# Empire Builder Chicago-Portland



## greatcats (Nov 23, 2011)

Some of you may have read my two previous travelogues of the past month, eastbound across Canada, and three Amtrak segments, with a big car rental in between to Florida. You were last told that my friend and I had taken the Capitol Washington to Chicago and the highlights were two wonderful concerts by the Chicago Symphony. This past Friday we parted company after a great week of traveling together and he left the Hotel Monaco on Wabash Ave. to take the Blue Line to O'Hare to catch United for Los Angeles. He was gritting his teeth about the flights and assorted hassles, but for several logistical reasons it was necessary for him to fly. I, on the other hand, was looking forward to my trip on the Empire Builder. When we arrived Chicago on the Capitol we took a cab to the hotel, but I decided to rough it to prove that I can still do this, and hoisted my large backpack and towed the roller bag 1.5 miles to Union Station. No sweat, literally! I parked myself in the Metropolitan Lounge and we departed on time. Others have gone into detail about what there is to see on this route; my emphasis here is that I was very pleased with the train and the service of its crew, probably the best service I have received on any Amtrak train. My car attendant was Lawrence, a hefty former construction foreman for Weston Hotels, who was laid off in 2008. He was offered this job by Amtrak and has applied to be a conductor. Lawrence is a very friendly man and was very cordial to his passengers.

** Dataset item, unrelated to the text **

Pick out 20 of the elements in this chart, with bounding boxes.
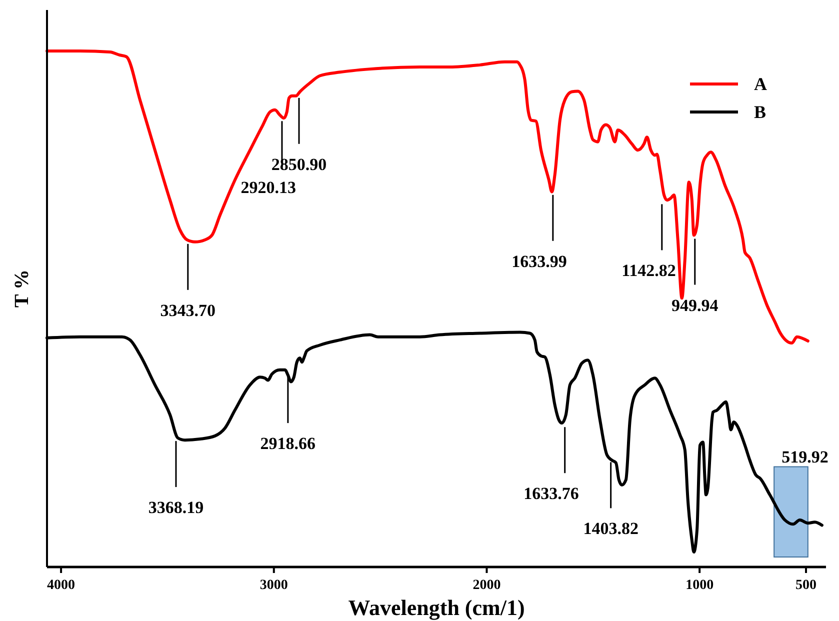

I have had some very good dining car crews on Amtrak ( and a few less so ) but this is the smoothest running dining car I have ever experienced on Amtrak. As far as the " enhanced " service goes, the only thing different that I noticed was that there are fresh flowers on the tables and china is in use. ( which was also the case with the plates on th the Capitol, but not the Silver Star. ) The young lady in charge of this diner is Misty from Louisiana, absolutely professional and charming. The young man who was my server at all four meal was Chris. He looks and kind of acts like a football player, but he was highly organized and efficient in his duties. The notable dishes were the steak, the salmon, and at lunch something new, red beans and rice with Andouille sausage, the last being a pleasant and tasty surprise. The wine and cheese event was nicely done, with Washington State wines. I won half a bottle for answering the question of the highest freshwater lake in the world. ( Lake Titicaca. )

There were virtually no mechanical troubles with this train and the delays we had were almost all attributable to freight traffic. Luckily, we missed being disrupted by that freight derailment that occurred sometime after we passed the Glasgow, Montana area. My main criticism of this train is the tacky looking hand lettered signs in some of their sleepers and particularly the lounge car, which is not too severe a criticism.

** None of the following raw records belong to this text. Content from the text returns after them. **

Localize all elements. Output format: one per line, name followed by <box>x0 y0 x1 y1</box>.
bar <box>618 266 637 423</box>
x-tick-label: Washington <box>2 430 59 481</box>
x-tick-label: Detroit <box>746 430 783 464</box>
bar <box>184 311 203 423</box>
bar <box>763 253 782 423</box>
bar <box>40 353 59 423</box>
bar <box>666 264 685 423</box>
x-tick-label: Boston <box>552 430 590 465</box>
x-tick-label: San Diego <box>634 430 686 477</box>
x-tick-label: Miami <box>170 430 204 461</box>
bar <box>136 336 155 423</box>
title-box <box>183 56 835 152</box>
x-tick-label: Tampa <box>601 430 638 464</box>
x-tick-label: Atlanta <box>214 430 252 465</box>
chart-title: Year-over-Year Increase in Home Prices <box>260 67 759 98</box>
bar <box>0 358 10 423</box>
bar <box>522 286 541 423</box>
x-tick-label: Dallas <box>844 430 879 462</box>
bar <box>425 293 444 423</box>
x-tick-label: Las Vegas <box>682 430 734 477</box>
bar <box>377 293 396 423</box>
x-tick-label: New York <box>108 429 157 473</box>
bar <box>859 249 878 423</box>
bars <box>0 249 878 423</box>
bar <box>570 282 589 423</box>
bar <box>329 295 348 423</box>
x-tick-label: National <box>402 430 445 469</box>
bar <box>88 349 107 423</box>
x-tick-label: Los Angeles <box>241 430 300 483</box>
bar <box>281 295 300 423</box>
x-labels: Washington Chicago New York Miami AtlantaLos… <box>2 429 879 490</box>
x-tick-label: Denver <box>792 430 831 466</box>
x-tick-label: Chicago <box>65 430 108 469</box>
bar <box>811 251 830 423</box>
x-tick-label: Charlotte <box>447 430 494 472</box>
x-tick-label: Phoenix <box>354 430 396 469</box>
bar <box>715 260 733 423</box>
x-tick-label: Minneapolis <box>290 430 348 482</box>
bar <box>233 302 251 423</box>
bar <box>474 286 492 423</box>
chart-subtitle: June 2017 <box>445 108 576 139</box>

After we left Browning, I stood in the rear of the Portland sleeper to see if I could catch a glimpse of the closed-for the-winter( sounds like a drive-in movie, doesn't it? ) East Glacier Park Station, being aware that it is 15 miles west of Browning. Sure, enough, the platform was all lit up, but it will not reopen until April. I expected the power to go out on by breathing machine at Spokane. As I said in my last writeup, once per night is acceptable. I was awake for a time at Spokane, but then slept comfortably until Pasco. I then got up as I wanted to see the trip down the Columbia River. The morning was gray, but as we neared Portland, the most beautiful section of the Gorge, the sun came out, for a splendid conclusion to the trip from Chicago, arriving 50 minutes late. By the way, this train was pretty crowded, the more so the further west we traveled. Substantial numbers of people boarded at Minneapolis, Minot, Havre, Shelby, and Pasco. But nobody rides trains anymore, right?


----------



## greatcats (Nov 23, 2011)

.....always think of something else to add. On the subject of food, ViaRail has a classier dining car in terms of atmosphere and a higher level of cuisine. Amtrak has made great strides, however, in providing good food service and I am not complaining. Since I am a former commuter rail crew dispatcher, the format of Amtrak crew assignments is of interest to me. I was speaking to the Assistant Conductor who boarded in Minot. He is based in Shelby, MT and his work week goes like this: He starts on a Tuesday afternoon at Shelby and works the train west to Spokane and lays over about 24 hours. He returns to Shelby on Thursday and on Friday works to Minot and then returns on Saturday. He said he prefers the western section. Minot to Shelby is Amtrak's longest crew district, 535 miles, which operates with two engineers. An engine crew change is made at Whitefish, which operates with one engineer.


----------



## TraneMan (Nov 24, 2011)

Thanks for sharing your story!


----------